I've been struggling to write lately. So many horrible things going
on in this world, this crazy election and the hate just spewing and
spreading through social media.
How did it become ok to
hide behind usernames and handles to spread hate against an entire
race, an entire religion, many good people that down at the core are
just like us? It's freaking depressing. And I've had enough. It's one
thing for unknown trolls to post awful hate, but to see people I know
and love "like" some of these things made me realize enough is enough.
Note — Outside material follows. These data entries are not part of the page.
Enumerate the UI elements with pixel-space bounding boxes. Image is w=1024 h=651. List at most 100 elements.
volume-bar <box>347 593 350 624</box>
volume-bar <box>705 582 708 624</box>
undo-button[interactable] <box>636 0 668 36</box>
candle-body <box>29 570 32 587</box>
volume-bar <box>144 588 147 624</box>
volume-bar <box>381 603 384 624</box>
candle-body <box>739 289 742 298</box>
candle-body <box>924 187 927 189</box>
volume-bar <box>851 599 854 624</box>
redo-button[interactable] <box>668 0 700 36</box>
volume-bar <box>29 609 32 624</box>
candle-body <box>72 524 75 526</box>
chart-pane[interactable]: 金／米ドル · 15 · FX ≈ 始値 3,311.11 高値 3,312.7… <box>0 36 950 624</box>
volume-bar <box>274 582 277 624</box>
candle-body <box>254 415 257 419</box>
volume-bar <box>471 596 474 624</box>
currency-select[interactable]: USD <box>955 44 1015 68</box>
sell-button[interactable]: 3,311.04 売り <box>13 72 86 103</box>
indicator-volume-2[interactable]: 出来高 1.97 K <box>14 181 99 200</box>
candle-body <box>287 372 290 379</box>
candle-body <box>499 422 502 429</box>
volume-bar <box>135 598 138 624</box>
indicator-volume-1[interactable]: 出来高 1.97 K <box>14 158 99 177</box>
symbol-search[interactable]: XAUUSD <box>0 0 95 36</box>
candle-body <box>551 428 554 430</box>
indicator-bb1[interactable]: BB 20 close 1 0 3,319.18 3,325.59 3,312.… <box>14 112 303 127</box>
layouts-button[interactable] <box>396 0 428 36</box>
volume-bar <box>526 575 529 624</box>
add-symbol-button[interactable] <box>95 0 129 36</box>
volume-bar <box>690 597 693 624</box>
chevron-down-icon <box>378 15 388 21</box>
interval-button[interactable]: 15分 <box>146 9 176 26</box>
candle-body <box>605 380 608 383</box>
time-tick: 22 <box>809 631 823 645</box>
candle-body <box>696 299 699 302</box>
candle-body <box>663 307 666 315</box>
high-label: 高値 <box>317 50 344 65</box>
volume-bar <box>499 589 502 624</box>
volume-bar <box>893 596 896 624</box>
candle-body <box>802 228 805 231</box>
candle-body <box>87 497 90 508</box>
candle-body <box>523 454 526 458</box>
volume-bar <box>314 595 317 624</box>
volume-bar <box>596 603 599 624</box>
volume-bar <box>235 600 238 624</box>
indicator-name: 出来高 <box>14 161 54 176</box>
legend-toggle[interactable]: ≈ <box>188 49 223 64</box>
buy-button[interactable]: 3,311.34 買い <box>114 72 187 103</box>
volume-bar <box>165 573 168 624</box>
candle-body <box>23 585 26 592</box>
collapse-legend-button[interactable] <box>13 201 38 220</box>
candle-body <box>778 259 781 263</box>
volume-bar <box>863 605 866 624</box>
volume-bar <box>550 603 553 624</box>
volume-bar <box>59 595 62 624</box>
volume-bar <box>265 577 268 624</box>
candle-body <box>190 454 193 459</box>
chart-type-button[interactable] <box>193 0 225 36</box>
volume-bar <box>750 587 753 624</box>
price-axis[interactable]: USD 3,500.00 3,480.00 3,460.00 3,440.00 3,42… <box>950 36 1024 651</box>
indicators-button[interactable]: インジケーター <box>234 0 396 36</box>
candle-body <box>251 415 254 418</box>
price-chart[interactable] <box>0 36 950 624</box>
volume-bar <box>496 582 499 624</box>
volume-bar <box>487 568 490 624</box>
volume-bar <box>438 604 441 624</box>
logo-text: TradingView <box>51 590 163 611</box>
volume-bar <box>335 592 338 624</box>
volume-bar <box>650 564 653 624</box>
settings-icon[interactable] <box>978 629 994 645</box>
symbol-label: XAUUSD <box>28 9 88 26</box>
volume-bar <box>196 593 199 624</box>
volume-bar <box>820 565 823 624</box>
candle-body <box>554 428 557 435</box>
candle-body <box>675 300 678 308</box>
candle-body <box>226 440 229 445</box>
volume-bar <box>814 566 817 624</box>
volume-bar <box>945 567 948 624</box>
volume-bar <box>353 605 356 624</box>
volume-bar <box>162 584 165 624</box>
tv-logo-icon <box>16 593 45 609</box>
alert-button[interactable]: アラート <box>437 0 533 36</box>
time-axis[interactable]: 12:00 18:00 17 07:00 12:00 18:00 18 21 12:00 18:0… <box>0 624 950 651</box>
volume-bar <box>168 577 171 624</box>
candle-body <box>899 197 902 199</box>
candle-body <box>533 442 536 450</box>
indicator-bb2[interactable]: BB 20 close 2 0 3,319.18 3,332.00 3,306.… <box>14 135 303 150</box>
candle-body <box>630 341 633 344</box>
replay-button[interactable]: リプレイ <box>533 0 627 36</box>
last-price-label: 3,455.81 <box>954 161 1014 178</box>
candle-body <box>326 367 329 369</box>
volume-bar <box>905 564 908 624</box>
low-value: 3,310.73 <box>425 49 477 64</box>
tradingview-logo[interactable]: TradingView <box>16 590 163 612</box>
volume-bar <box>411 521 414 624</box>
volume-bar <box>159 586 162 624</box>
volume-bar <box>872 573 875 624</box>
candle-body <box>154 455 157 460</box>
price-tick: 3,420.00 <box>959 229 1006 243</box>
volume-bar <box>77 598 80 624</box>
Remember my post about gun control? Well, same thing applies here. Silence does nothing. Changes nothing. So I stopped being silent.
Embarrassingly
enough it started with a Facebook post that my own mother had "liked."
One of her friends had shared something derogatory about the Nice truck
attack with the headline "What a surprise! The Tunisian terrorist who
killed 84 people in Nice, France is a Muslim!" As soon as I saw it I
texted her along with a screenshot of her "like" telling her it was bad. Asking her not to spread hate or enable others that do, even if they are her friends.
I'll spare you all the details but it spiraled from there to be the absolute worst fight I've ever had with my mother. Words were screamed, names were called and honestly I don't know if any of it can be taken back and fixed. It's been two weeks since we last spoke or seen each other.
In the past I've always been the one to give in, to apologize for the
sake of getting along. I've already forgiven her in my heart, but I'm just not ready to extend the olive
branch right now. I want to teach my girls that there is only room for love
in their hearts. I want them to be surrounded by only love. No hate
for others that are different. And to be honest, no hate for their
mother.
If my mom were to call me I'm sure I'd cave.
But I feel like she needs to live the consequence of her words. She actually screamed at me, "Never speak to me again!" Would
she really sacrifice a relationship with her daughter and granddaughters
for the sake of it?
I would hope not. But I fear she will.